One might want to consider taking an 'outside view' approach here instead of trying to analyze all of the specifics of this product, look at what has occurred in previous similar cases...
Of course. The problem is that the past precident of the last time that Apple sold a 'small form factor' performance workstation ... was the Cube. Maybe the market has changed
enough to be different this time; time will tell.
In what fraction of cases do critics end up being right, and in what fraction is Apple ultimately vindicated?
Think outside of the box: given their current corporate divisions' performance, to what degree does Apple now have the luxury of not really having to care if they just constrained MP sales by functionaly abandoning segments such as the SMB 'independent creative' who needs MacPro performance but who lacks the business to rationally pay for a Fibre Channel Server down the hall?
Actually not if have to cool both the inside and outside of the triangle. the triangle will fit entirely in the circumference of the circular fan. ( i.e. the fan's circle is not bounded by the triangle. It is bound by the case that encloses the triangle. )
The same is true for any other geometry pairs too.
Not to mention that the trapezoid power supply, I/O board, and RAM DIMMs (all not members of the triangle) also need cooling.
And as I said above, we're ultimately going to have to wait for an independent third party teardown to really gain insight on just how profound or necessary this "unified triangle" feature really was - or wasn't.

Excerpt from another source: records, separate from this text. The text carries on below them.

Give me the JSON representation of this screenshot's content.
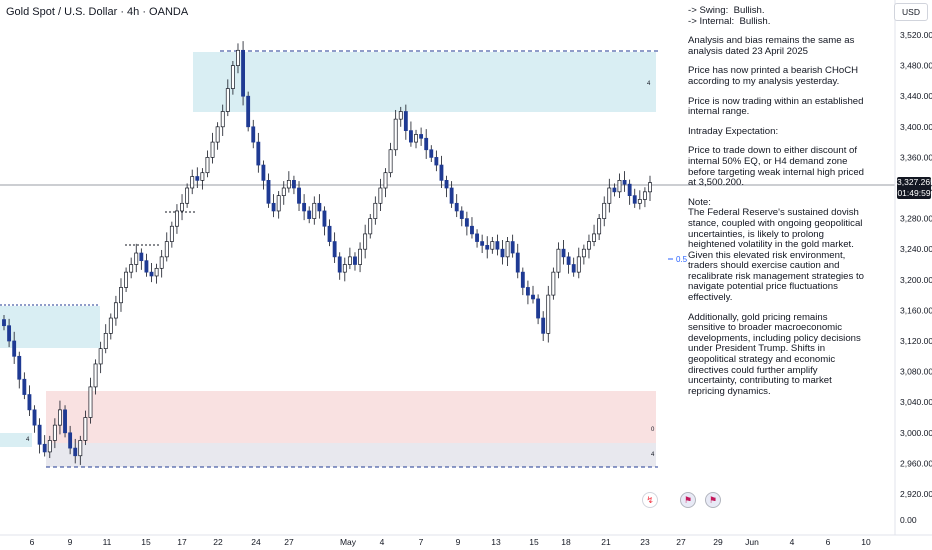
{
  "header": {
    "symbol_title": "Gold Spot / U.S. Dollar · 4h · OANDA"
  },
  "axis": {
    "currency": "USD",
    "y_ticks": [
      "3,520.00",
      "3,480.00",
      "3,440.00",
      "3,400.00",
      "3,360.00",
      "3,320.00",
      "3,280.00",
      "3,240.00",
      "3,200.00",
      "3,160.00",
      "3,120.00",
      "3,080.00",
      "3,040.00",
      "3,000.00",
      "2,960.00",
      "2,920.00",
      "0.00"
    ],
    "x_ticks": [
      "6",
      "9",
      "11",
      "15",
      "17",
      "22",
      "24",
      "27",
      "May",
      "4",
      "7",
      "9",
      "13",
      "15",
      "18",
      "21",
      "23",
      "27",
      "29",
      "Jun",
      "4",
      "6",
      "10"
    ]
  },
  "current_price": {
    "value": "3,327.265",
    "countdown": "01:49:59"
  },
  "levels": {
    "fib_label": "0.5",
    "zone_label_top": "4",
    "zone_label_mid": "0",
    "zone_label_low": "4",
    "zone_label_left": "4"
  },
  "notes": [
    "-> Swing:  Bullish.\n-> Internal:  Bullish.",
    "Analysis and bias remains the same as analysis dated 23 April 2025",
    "Price has now printed a bearish CHoCH according to my analysis yesterday.",
    "Price is now trading within an established internal range.",
    "Intraday Expectation:",
    "Price to trade down to either discount of internal 50% EQ, or H4 demand zone before targeting weak internal high priced at 3,500.200.",
    "Note:\nThe Federal Reserve's sustained dovish stance, coupled with ongoing geopolitical uncertainties, is likely to prolong heightened volatility in the gold market. Given this elevated risk environment, traders should exercise caution and recalibrate risk management strategies to navigate potential price fluctuations effectively.",
    "Additionally, gold pricing remains sensitive to broader macroeconomic developments, including policy decisions under President Trump. Shifts in geopolitical strategy and economic directives could further amplify uncertainty, contributing to market repricing dynamics."
  ],
  "colors": {
    "bull": "#ffffff",
    "bear": "#1f3a93",
    "wick": "#131722",
    "supply_zone": "#d9eef3",
    "demand_zone": "#f9e1e1",
    "range_zone": "#e8e8ee"
  },
  "chart_data": {
    "type": "candlestick",
    "title": "Gold Spot / U.S. Dollar · 4h · OANDA",
    "ylim": [
      2920,
      3540
    ],
    "current_price": 3327.265,
    "close_series": [
      3140,
      3120,
      3100,
      3070,
      3050,
      3030,
      3010,
      2985,
      2975,
      2990,
      3010,
      3030,
      3000,
      2980,
      2970,
      2990,
      3020,
      3060,
      3090,
      3110,
      3130,
      3150,
      3170,
      3190,
      3210,
      3220,
      3235,
      3225,
      3210,
      3205,
      3215,
      3230,
      3250,
      3270,
      3290,
      3300,
      3320,
      3335,
      3330,
      3340,
      3360,
      3380,
      3400,
      3420,
      3450,
      3480,
      3500,
      3440,
      3400,
      3380,
      3350,
      3330,
      3300,
      3290,
      3310,
      3320,
      3330,
      3320,
      3300,
      3290,
      3280,
      3300,
      3290,
      3270,
      3250,
      3230,
      3210,
      3220,
      3230,
      3220,
      3240,
      3260,
      3280,
      3300,
      3320,
      3340,
      3370,
      3410,
      3420,
      3395,
      3380,
      3390,
      3385,
      3370,
      3360,
      3350,
      3330,
      3320,
      3300,
      3290,
      3280,
      3270,
      3260,
      3250,
      3245,
      3240,
      3250,
      3240,
      3230,
      3250,
      3235,
      3210,
      3190,
      3180,
      3175,
      3150,
      3130,
      3180,
      3210,
      3240,
      3230,
      3220,
      3210,
      3230,
      3240,
      3250,
      3260,
      3280,
      3300,
      3320,
      3315,
      3330,
      3325,
      3310,
      3300,
      3305,
      3315,
      3327
    ]
  }
}
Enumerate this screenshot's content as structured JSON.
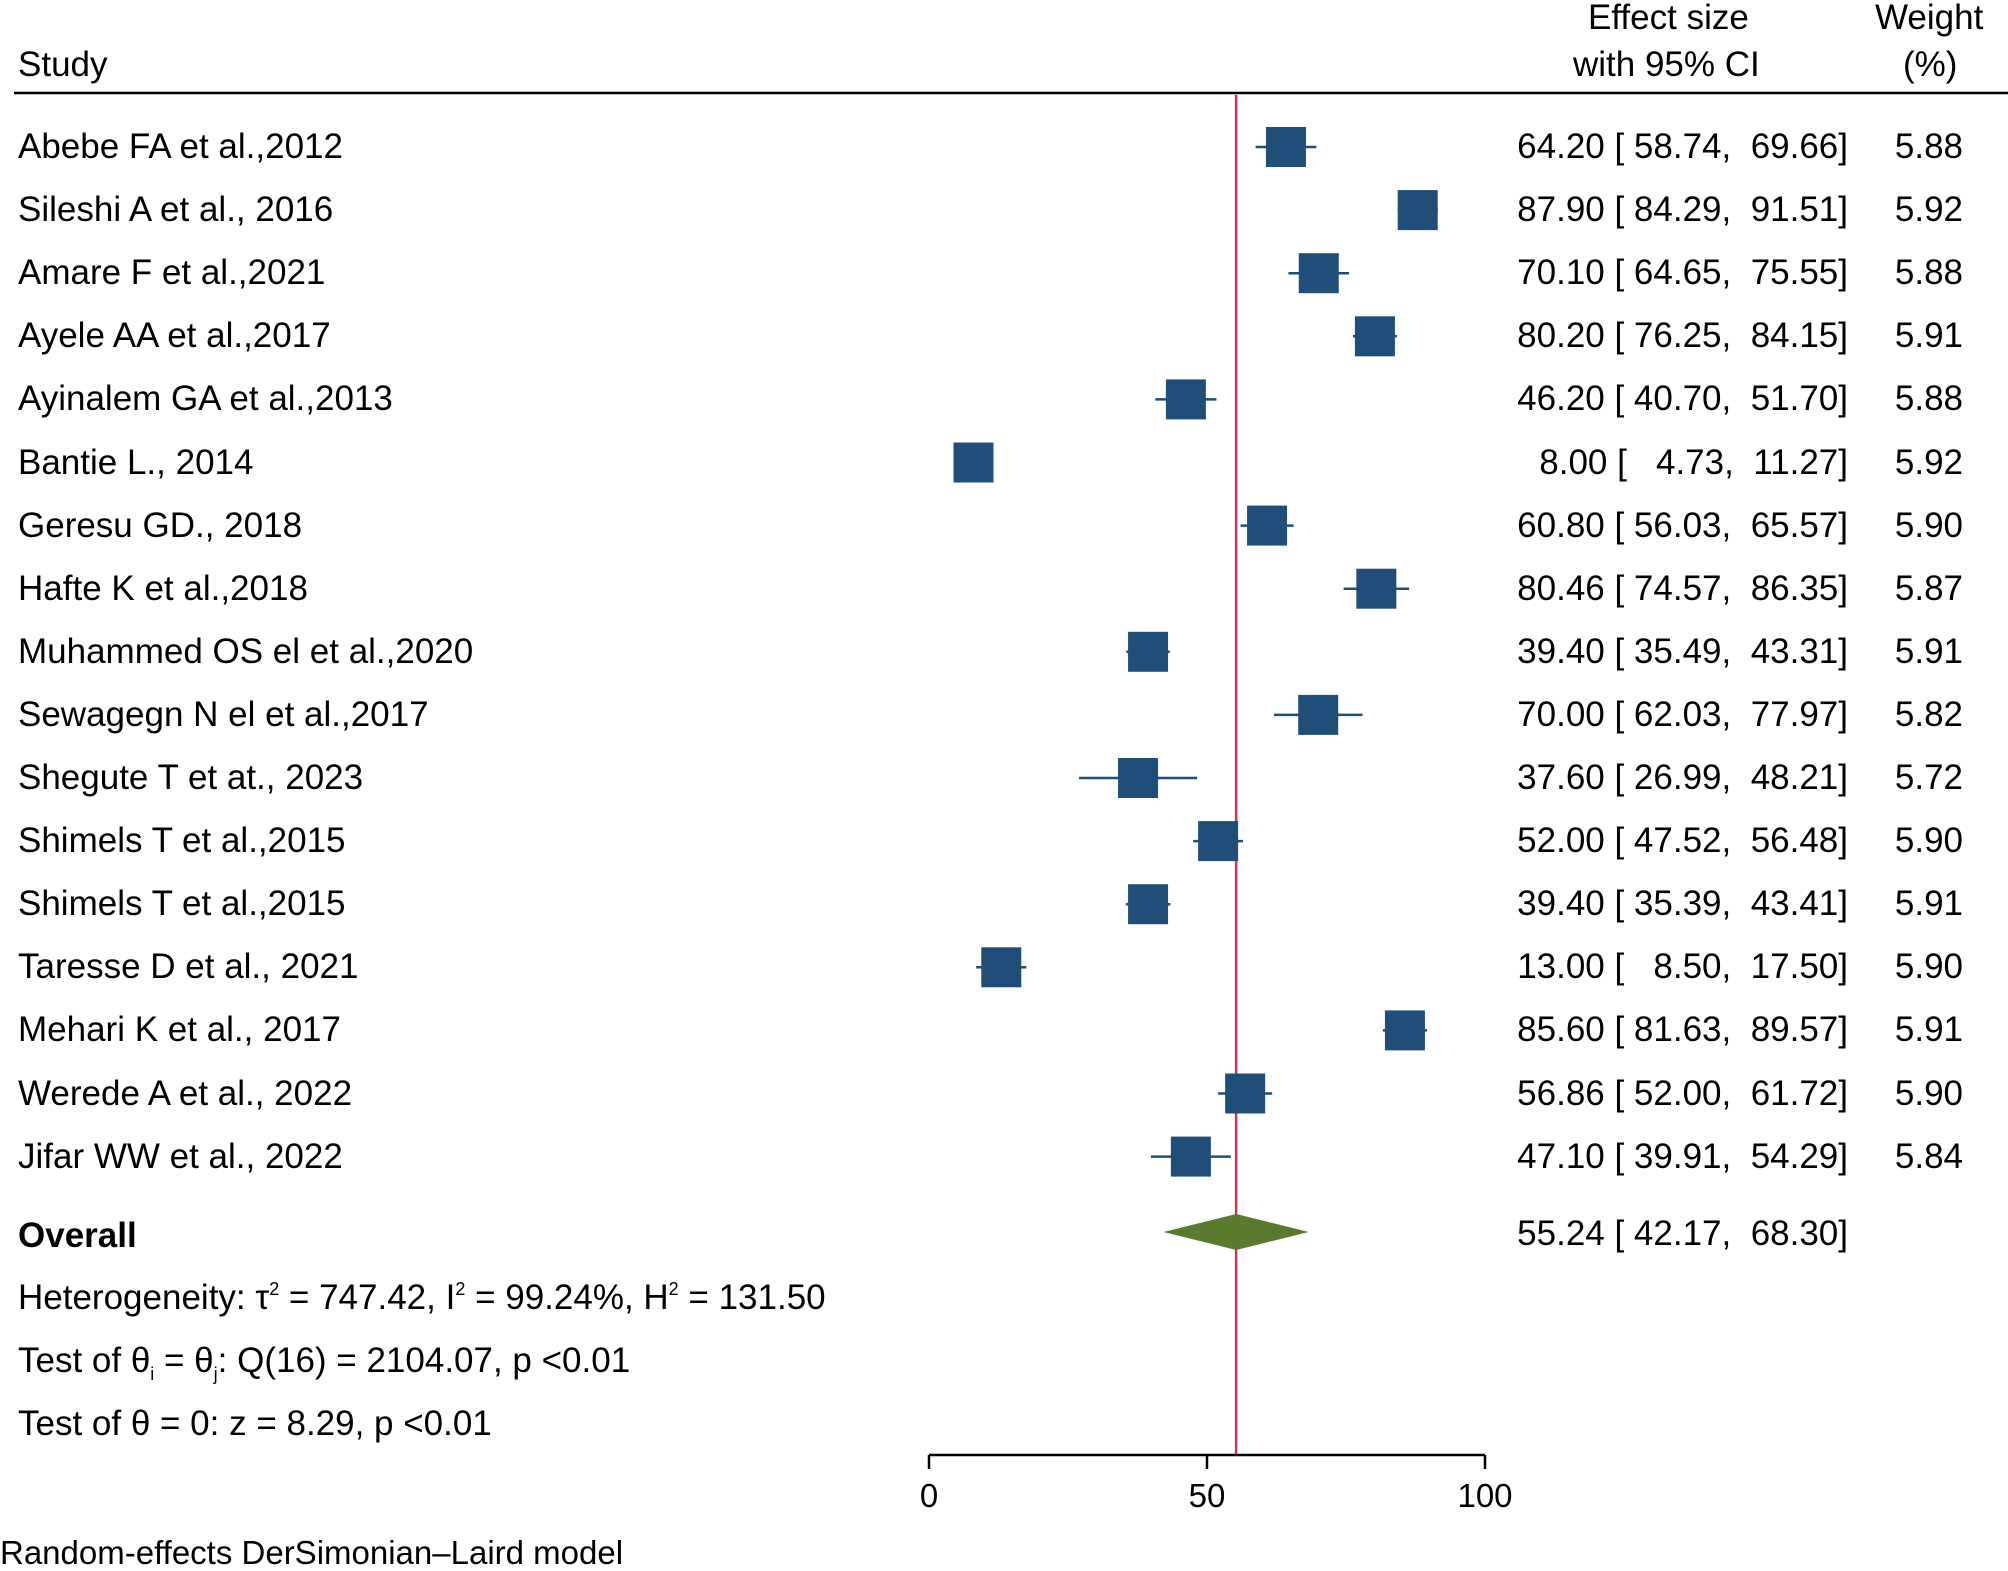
{
  "header": {
    "study": "Study",
    "effect_line1": "Effect size",
    "effect_line2": "with 95% CI",
    "weight_line1": "Weight",
    "weight_line2": "(%)"
  },
  "chart_data": {
    "type": "forest",
    "xlim": [
      0,
      100
    ],
    "xticks": [
      0,
      50,
      100
    ],
    "reference_line": 55.24,
    "colors": {
      "study_marker": "#1f4e79",
      "overall_diamond": "#5a7a2e",
      "reference_line": "#c0395a"
    },
    "studies": [
      {
        "name": "Abebe FA et al.,2012",
        "es": 64.2,
        "lo": 58.74,
        "hi": 69.66,
        "ci_text": "64.20 [ 58.74,  69.66]",
        "weight": "5.88"
      },
      {
        "name": "Sileshi A et al., 2016",
        "es": 87.9,
        "lo": 84.29,
        "hi": 91.51,
        "ci_text": "87.90 [ 84.29,  91.51]",
        "weight": "5.92"
      },
      {
        "name": "Amare F et al.,2021",
        "es": 70.1,
        "lo": 64.65,
        "hi": 75.55,
        "ci_text": "70.10 [ 64.65,  75.55]",
        "weight": "5.88"
      },
      {
        "name": "Ayele AA et al.,2017",
        "es": 80.2,
        "lo": 76.25,
        "hi": 84.15,
        "ci_text": "80.20 [ 76.25,  84.15]",
        "weight": "5.91"
      },
      {
        "name": "Ayinalem GA et al.,2013",
        "es": 46.2,
        "lo": 40.7,
        "hi": 51.7,
        "ci_text": "46.20 [ 40.70,  51.70]",
        "weight": "5.88"
      },
      {
        "name": "Bantie L., 2014",
        "es": 8.0,
        "lo": 4.73,
        "hi": 11.27,
        "ci_text": "8.00 [   4.73,  11.27]",
        "weight": "5.92"
      },
      {
        "name": "Geresu GD., 2018",
        "es": 60.8,
        "lo": 56.03,
        "hi": 65.57,
        "ci_text": "60.80 [ 56.03,  65.57]",
        "weight": "5.90"
      },
      {
        "name": "Hafte K et al.,2018",
        "es": 80.46,
        "lo": 74.57,
        "hi": 86.35,
        "ci_text": "80.46 [ 74.57,  86.35]",
        "weight": "5.87"
      },
      {
        "name": "Muhammed OS el et al.,2020",
        "es": 39.4,
        "lo": 35.49,
        "hi": 43.31,
        "ci_text": "39.40 [ 35.49,  43.31]",
        "weight": "5.91"
      },
      {
        "name": "Sewagegn N el et al.,2017",
        "es": 70.0,
        "lo": 62.03,
        "hi": 77.97,
        "ci_text": "70.00 [ 62.03,  77.97]",
        "weight": "5.82"
      },
      {
        "name": "Shegute T et at., 2023",
        "es": 37.6,
        "lo": 26.99,
        "hi": 48.21,
        "ci_text": "37.60 [ 26.99,  48.21]",
        "weight": "5.72"
      },
      {
        "name": "Shimels T et al.,2015",
        "es": 52.0,
        "lo": 47.52,
        "hi": 56.48,
        "ci_text": "52.00 [ 47.52,  56.48]",
        "weight": "5.90"
      },
      {
        "name": "Shimels T et al.,2015",
        "es": 39.4,
        "lo": 35.39,
        "hi": 43.41,
        "ci_text": "39.40 [ 35.39,  43.41]",
        "weight": "5.91"
      },
      {
        "name": "Taresse D et al., 2021",
        "es": 13.0,
        "lo": 8.5,
        "hi": 17.5,
        "ci_text": "13.00 [   8.50,  17.50]",
        "weight": "5.90"
      },
      {
        "name": "Mehari K et al., 2017",
        "es": 85.6,
        "lo": 81.63,
        "hi": 89.57,
        "ci_text": "85.60 [ 81.63,  89.57]",
        "weight": "5.91"
      },
      {
        "name": "Werede A et al., 2022",
        "es": 56.86,
        "lo": 52.0,
        "hi": 61.72,
        "ci_text": "56.86 [ 52.00,  61.72]",
        "weight": "5.90"
      },
      {
        "name": "Jifar WW et al., 2022",
        "es": 47.1,
        "lo": 39.91,
        "hi": 54.29,
        "ci_text": "47.10 [ 39.91,  54.29]",
        "weight": "5.84"
      }
    ],
    "overall": {
      "label": "Overall",
      "es": 55.24,
      "lo": 42.17,
      "hi": 68.3,
      "ci_text": "55.24 [ 42.17,  68.30]"
    }
  },
  "stats": {
    "heterogeneity": {
      "prefix": "Heterogeneity: τ",
      "sup1": "2",
      "mid1": " = 747.42, I",
      "sup2": "2",
      "mid2": " = 99.24%, H",
      "sup3": "2",
      "end": " = 131.50"
    },
    "test_theta_i": {
      "prefix": "Test of θ",
      "sub1": "i",
      "mid": " = θ",
      "sub2": "j",
      "end": ": Q(16) = 2104.07, p <0.01"
    },
    "test_theta_0": "Test of θ = 0: z = 8.29, p <0.01"
  },
  "footer": "Random-effects DerSimonian–Laird model"
}
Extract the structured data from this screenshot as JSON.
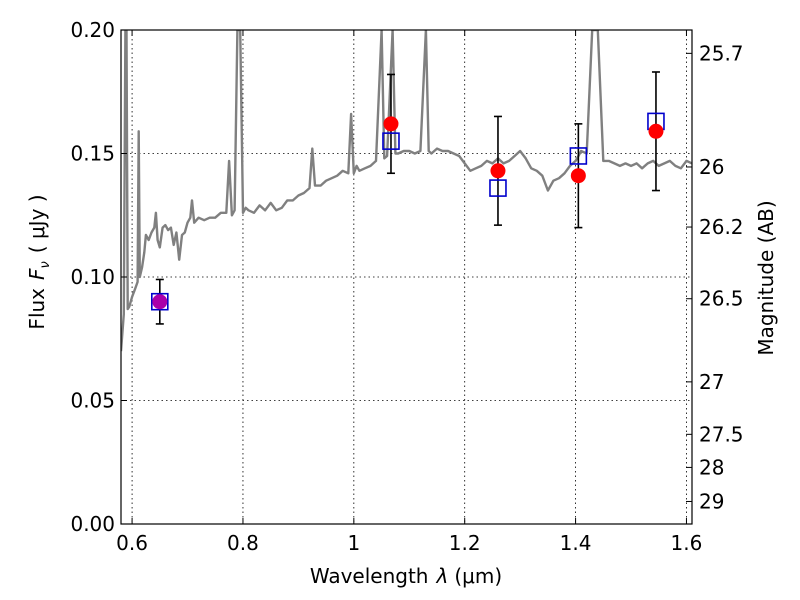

total smoke that not even present at all in this design.
Correct: there's not been much "CUBE!" angst manifested, probably because it isn't cube shaped, plus there's been much more emphasis to pack in performance (particularly GPU) so that despite its inherent trade-off limitations, it is less likely that computational "horsepower" will be a shortcoming...this was a factor with the old Cube in that its hardware specfiics failed to be a progressional step up from the its PowerMac counterpart: what killed the Cube was in no small part that Apple was asking its poweruser-centric customers to pay MORE to get LESS. That's a backwards 'Value' paradigm, so it is no real mystery as to why the Cube failed in the marketplace.
Apple has doesn't have to dissipate anywhere near this amount of thermals in the rest of their portfolio either.
Is that statement with, or without, any consideration of the legacy 2012 Mac Pro?
There is a function here. It is to get rid of the heat in the geometric shape. In this case, the cylinder shape is driven by the fan.
A system is going to have to get rid of its waste heat regardless of what geometric shape it happens to be.
And there's really many design choices and options which could have been employed, even if one has a specific objective of a large diameter fan: take a look at the ducting work in a lot of big flat laptops for an illustration.
The only thing that would drive it back toward a rectangle would be injecting more rectangular components and need to break down into more thermal zones.
Not really: that's really more of a question of to what degree are they motivated to expend resources to minimize the system's overall volume.
Insofar as the nMP's thermal package, I fully expect that the eventual teardowns are going to reveal multiple thermal sensors and as such, "logical" thermal zones. From there, the simplest engineering approach for a single speed fan control logic would be to base its speed simply on what the hottest 'zone' needs...just a straightforward 'MAX(Zones A,B,C,D) --> table' line of code.
No one has ever complained about having their electronics being exposed to excessive cooling, and since its a desktop, the only reason to try to limit fan velocity really isn't power management, but noise signature .. and that's really already been addressed by maximizing the fan diameter - - any additional potential complexity won't likely result in a meaningfully significant benefit to justify itself.